Is the feeling mutual? Why mutual values are so sorely needed!

15 May 2024

Mike Russell

Written by Tim Bowen, CEO at Mutual Vision

When it comes to high street banking, Nationwide is famously proud to be different. It should be. Mutuals, Nationwide being the biggest example, act as a counterweight to their profit-gouging rivals. MV is equally proud of our mutuality — if slightly less famous, perhaps.

Our unique structure manifests in our commitment to the mutual ethos and enables us to collaborate with our customers, listen to their needs, and find solutions in a way that other providers can’t. We try to represent the alternative side of technology provision, occupying the same sort of philosophical space as, say, John Lewis or the cooperatives among people’s affections.

Since mutuals are owned by customers, employees or suppliers, they can do business in a different way. They can (and do) make a profit, but they’re able to share that profit less narrowly than just their shareholder base. They can plan for the long term, giving greater priority to looking after their people, the planet and the communities they serve.  Better treatment of customers is at the core of the mutual philosophy. The mutual benefit created by not having dividends to pay, means we can ensure they get better long-term value and better service from us than from other providers. Let us also not forget, building societies have been, and will continue to be, the innovators — the original crowd funders — the institutions that have brought some of the most creative products to the UK market.

Obviously, we have to take commercial decisions in order to operate as a modern technology provider that is able to thrive in today’s tough market environment and provide a real alternative to the larger, global consultancies ploughing their trade in the UK. But we are not hard-nosed. We remain committed to the values of openness, fairness and responsibility to our members and society.
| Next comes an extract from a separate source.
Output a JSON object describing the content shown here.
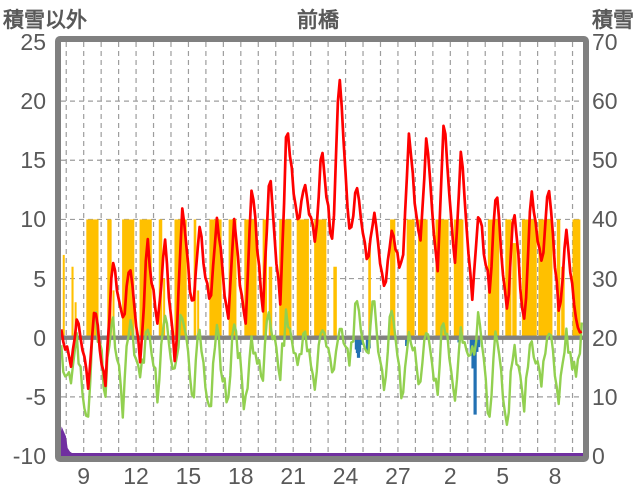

We also work in a spirit of collaboration with our customers — which chimes with the ethos of the mutual movement — based as it is on Victorian values of self-help and community solidarity. We work with our customers to understand their needs and the requirements of the wider market.  Our customer base includes non-building society customers like Streambank and our collaboration with them ensures their needs are also captured and fulfilled, too.  We are proud to take input from our customers because we are not profit-obsessed.  Why do we do it this way? It’s not because we have to — or even because we are driven to do so due to our values — it’s because it’s the way it should be done. Collaboratively, alongside our customer base as their trusted partner — as well as their critical friend.

Many of our employees are steeped in mutual values, too, and this helps protect our ethical ethos. We have a product owner who’s worked for Nationwide and Yorkshire; our technical training consultant worked as a coach at Leeds; and Caroline Shard, our senior support analyst, worked at Vernon for 17 years. Our chairman, Stephen Mitcham, spent over twelve and a half years running Cambridge Building Society, served as chair of the BSA, and is still a non-exec of Progressive. We can talk the talk because so many of us have walked the walk.

I’m from a building society background, too; I joined MV having spent seven years running Penrith Building Society. I like to think I know more than most fintech CEOs about the principles of mutuality — and I hope the fact the board put me at the helm is evidence enough of MV’s commitment to it. Our hearts and souls are in the right place and the business is run ethically as a result. I want to protect the mutual sector. Right now, I think this is the best way for me to help: by supplying my customers, both new and existing, with banking systems and software that will help them to level the playing field and achieve their strategic objectives for the long term.

Mutuals tend to have a strong sense of social purpose, extending their impact beyond members. There has always been great public enthusiasm for businesses that do the right thing for society while also turning a profit. With the increasing interest in sustainable growth and the realisation in the wake of the credit crunch that some financial services institutions were not being run ethically, this has never been more true. The public is only becoming more interested in the environmental and social impact of business. Institutions owned by their members, and run along ethical lines.  The mutual ethos is in tune with the times. Public perceptions of business are shifting towards sustainability, social responsibility, and ethical sourcing — particularly among younger consumers. In a survey conducted by the Social Market Foundation last year, 54% of those polled said mutuals can make a big difference to society. The public sees the appeal of mutuality.

Even if we were to change our ownership structure tomorrow, we’d remain consistent to our mutual values. Afterall, what do we want the modern digital businesses to deliver? We all have different answers, but I’m sure most people would have a list that includes the creation of good jobs, affordable services delivered in a sustainable way. These are all things the mutual ethos helps deliver.

In a commercial landscape dominated by profit-driven giants, mutuals stand as beacons of a different ethos — one where values trump dividends. By putting customers, employees, and society at the heart of their business model, mutuals embody a commitment to fairness, to their customers, and to long-term sustainability. As the public’s appetite for ethical and socially responsible businesses grows, mutuals are uniquely positioned to meet these demands, delivering not only financial returns but also a positive impact on society and the environment.  In an era where corporate responsibility is becoming ever more important, mutuals offer a compelling alternative, proving that profit doesn’t have to come at the expense of principles.

Building societies have a long and proud history and MV is dedicated to advancing the legacy of mutualism into the future.